Dans une lettre ouverte adressée au président de la République, plusieurs associations œuvrant dans l' accompagnement des femmes victimes de violences sexistes et sexuelles et en grande difficulté réclament une revalorisation salariale de leurs métiers.


Monsieur le Président de la République,

Nous célébrons, le 5 octobre 2022, les cinq ans de #metoo. Cette révolution féministe a permis à notre société de prendre conscience de l’ampleur des violences sexistes et sexuelles et des archaïsmes du patriarcat qui permettent aux inégalités entre les femmes et les hommes de perdurer dans notre société. Depuis cinq ans, le gouvernement et les médias incitent les femmes à parler et à porter plainte contre les violences, à dénoncer les situations
injustes. Mais qui les écoute ? Qui leur apporte des réponses ? Qui accumule une expérience de terrain unique et utile à l’élaboration de politiques publiques, de modifications législatives ?

Depuis plusieurs dizaines d’années, nos associations sont en première ligne pour lutter contre ces violences sexistes et sexuelles. Au sein de nos réseaux et de nos associations, quelques milliers de salariés et de salariées – très majoritairement des femmes – informent, écoutent et accompagnent des femmes en grande difficulté : des victimes de toutes origines qui subissent ces violences.
Au total, ce sont plus de 800 000 femmes qui sont écoutées, accompagnées et
soutenues au sein des accueils de jour, des lieux d’écoute, d’accueil et d’orientation (LEAO), des lignes d’écoute pour les victimes – le 3919 et le 0 800 05 95 95 ou, pour les IVG et la contraception, le 08 11 08 11 11 –, qui sont accueillies dans des centres d’hébergement spécifiques et de logements accompagnés, ainsi que des permanences juridiques et sociales animées partout en France.

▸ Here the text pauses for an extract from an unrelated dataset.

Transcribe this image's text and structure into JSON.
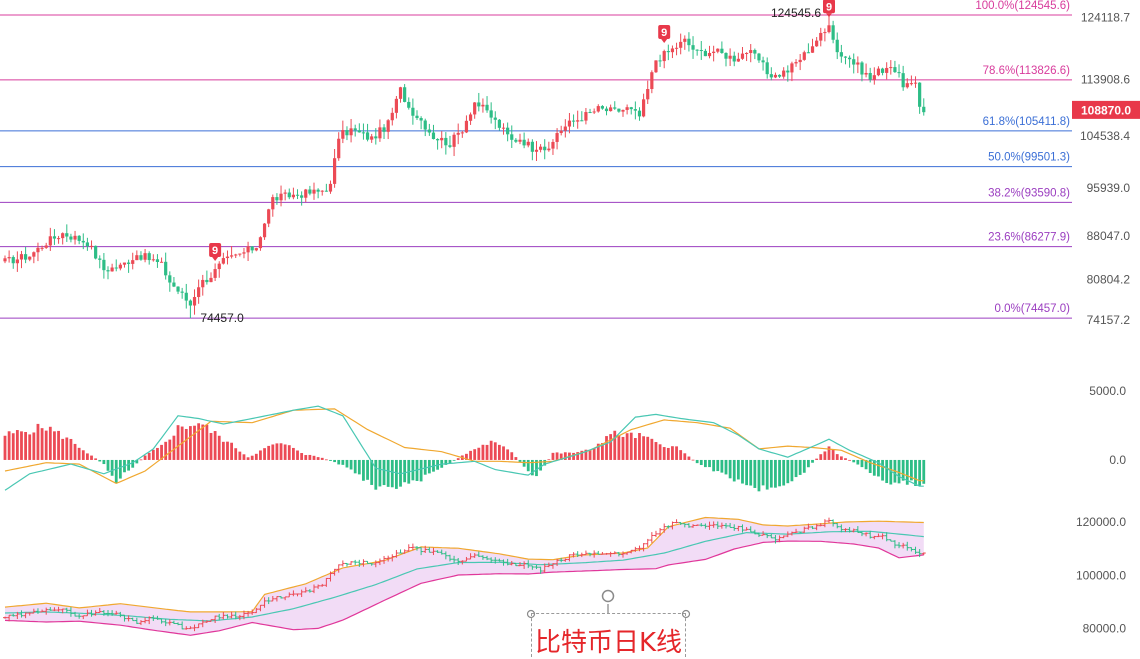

Durant la crise due au Covid-19, nos associations ont maintenu leur activité pour écouter et protéger toutes les femmes victimes de violences. Lors des différents confinements, nos salariées ont continué d’écouter et de soutenir activement les victimes, souvent en télétravail depuis leur domicile, amenant ainsi chez elles, dans leur vie familiale, les violences. Elles ont mis en sécurité des femmes victimes de violences, alors que tout le pays était immobilisé, que les centres d’hébergement d’urgence étaient confinés.

Elles ont aussi fait face à l’augmentation de la très grande précarité en distribuant des chèques-services et diverses aides à des femmes sans ressources du jour au lendemain. Depuis le début de cette crise, les professionnelles et professionnels de nos associations répondent à une augmentation très conséquente de leurs activités, sans moyens supplémentaires à la hauteur des enjeux.
Lorsque le gouvernement a annoncé la revalorisation des salaires des métiers de la
santé et de l’accompagnement social, en première ligne durant la crise sanitaire, il nous semblait évident que les salariées de nos associations seraient concernées. Cela n’est pas le cas. Et quand nous l’avons demandé, nous n’avons pas été entendues. Le budget du ministère de l’égalité femmes-hommes, qui reste le plus petit budget de l’Etat, ne prévoit pas d’intégrer des moyens supplémentaires pour la revalorisation des salaires des employés de notre secteur.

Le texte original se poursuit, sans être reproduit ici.